A second later there was an explosion and all the glass windows crashed on the people inside. "Many people were hurt, but I was relatively unscathed," Miaki recalls. "I shut my eyes, and then found it hard to open them due to the dust and dirt. I asked myself if I'm dead or alive. Only when the dust settled down I managed to open my eyes and see the terrible destruction around me."
Miaki ran all the way to the house where his mother was, and the sights he encountered on the way are still with him: "People whose skin was dripping off their bodies, horrendous burns, and since people didn't want their arms to be glued to their bodies they raised them up. Everyone seemed inhuman, like aliens or ghosts, all walking and shouting, 'I'm hot, I'm in pain.' Everyone was looking for water."

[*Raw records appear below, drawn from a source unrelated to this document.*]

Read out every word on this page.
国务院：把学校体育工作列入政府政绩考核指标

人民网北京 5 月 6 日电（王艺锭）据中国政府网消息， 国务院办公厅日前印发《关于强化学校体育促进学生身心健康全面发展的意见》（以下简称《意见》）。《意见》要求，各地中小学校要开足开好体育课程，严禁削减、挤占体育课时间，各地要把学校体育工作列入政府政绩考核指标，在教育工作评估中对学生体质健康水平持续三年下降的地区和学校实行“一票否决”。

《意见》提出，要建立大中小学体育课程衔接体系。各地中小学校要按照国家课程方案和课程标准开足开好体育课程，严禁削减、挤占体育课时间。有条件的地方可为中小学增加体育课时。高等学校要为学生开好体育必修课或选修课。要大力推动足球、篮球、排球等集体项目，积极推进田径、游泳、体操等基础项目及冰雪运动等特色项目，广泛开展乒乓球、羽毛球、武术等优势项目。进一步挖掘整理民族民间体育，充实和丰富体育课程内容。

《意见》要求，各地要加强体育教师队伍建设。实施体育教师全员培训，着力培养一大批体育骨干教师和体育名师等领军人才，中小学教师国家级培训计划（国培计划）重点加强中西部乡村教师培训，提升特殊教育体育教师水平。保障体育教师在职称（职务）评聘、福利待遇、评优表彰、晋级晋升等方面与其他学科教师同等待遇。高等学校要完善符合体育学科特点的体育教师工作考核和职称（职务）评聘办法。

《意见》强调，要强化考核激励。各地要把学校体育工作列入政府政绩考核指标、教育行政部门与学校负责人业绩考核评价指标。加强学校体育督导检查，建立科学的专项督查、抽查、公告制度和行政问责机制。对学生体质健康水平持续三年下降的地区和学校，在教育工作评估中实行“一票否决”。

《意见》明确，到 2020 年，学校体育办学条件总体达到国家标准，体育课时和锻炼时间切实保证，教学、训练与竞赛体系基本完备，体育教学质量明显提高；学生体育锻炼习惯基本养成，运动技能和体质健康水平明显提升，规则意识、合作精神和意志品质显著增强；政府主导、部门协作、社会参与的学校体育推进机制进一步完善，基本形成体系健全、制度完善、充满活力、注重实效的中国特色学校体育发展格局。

When he reached the house he found one of the neighbors trying to save his mother from the ruins. She was alive but her back was broken. "Only then did I raise my head. I suddenly noticed there weren't any houses left. Everything was destroyed. I could see a clear view of the distant mountains." People started screaming around him that a huge fire was rapidly approaching from the center of the city. "I hauled my mother on my back and started running. A military truck with seriously wounded people went by. My mother didn't suffer severe burns, because she was protected by the walls, but they took her with them on account of her broken back. I was alone again."
Miaki then went to the Hiroshima River to wash himself. "It was full of corpses," he recalls. "They probably tried to cool themselves but fell in and drowned." In the following days many of his friends and relatives died as there was no one left to take care of them. "The hospitals burned down, and the doctors were killed. There were no medicines, and even if there were, there was no one left to hand them out."
Throughout the years many other friends and relatives died, most of them due to sicknesses, mainly cancer, caused by the radiation. In the 1980s Miaki decided to join the group of the bombs' survivors - Hibakusha, in Japanese - and dedicate his life to raising world consciousness about the horrors of nuclear weapons.
"When Hiroshima and Nagasaki will be forgotten, history will repeat itself," he says. "Since 1945 the world was close to a nuclear war several times, but it didn't happen. We believe we have some part in that. Antiwar campaigns can help prevent another nuclear war."
"When one considers an atom bomb, one thinks only of the mushroom," says Sharon Dolev, founder and director of the Israeli Disarmament Movement, who is hosting Miaki and three other survivors. "People don't discuss the days and years that follow. That's one of the reasons I wanted them to come here, to create a discourse that doesn't exist in Israel. We talk about Iran, but don't really pause to consider the consequences."
Japan now has a new nuclear headache, North Korea. "Honestly, as to Iran and Israel I was unaware of the issue until I came here," says Nobuko Sugino, 68, "but Iran is presented in a negative light, in a similar way to how the Japanese media depict North Korea."
North Korea, as opposed to Iran, already has nuclear weapons, since 2005. Miaki doesn't believe Japan will be attacked by nuclear weapons, and points out that since there are so many nuclear power plants in Japan that could serve as targets, "a regular bomb would have more of less the same effect."
The Japanese constitution forbids the state to produce nuclear weapons, "but we're also against nuclear power plants," says Miaki. "The public is increasingly opposed to the plants, especially since the Fukushima disaster a year and a half ago. Unfortunately, the politicians have an interest not to phase out the plants, because they help foster political tension that benefits them."
Miaki and his friends continued on their journey in the Middle East, but it seems that as the years pass, their mission becomes more difficult. The Hiroshima survivors - 220,000 according to official data - understand that they must lower their expectations regarding full nuclear disarmament. Like Holocaust survivors, with whom they met last week, they must fight forgetfulness first. "Most Japanese have never experienced war," says Miaki. "That's wonderful, but it also causes indifference."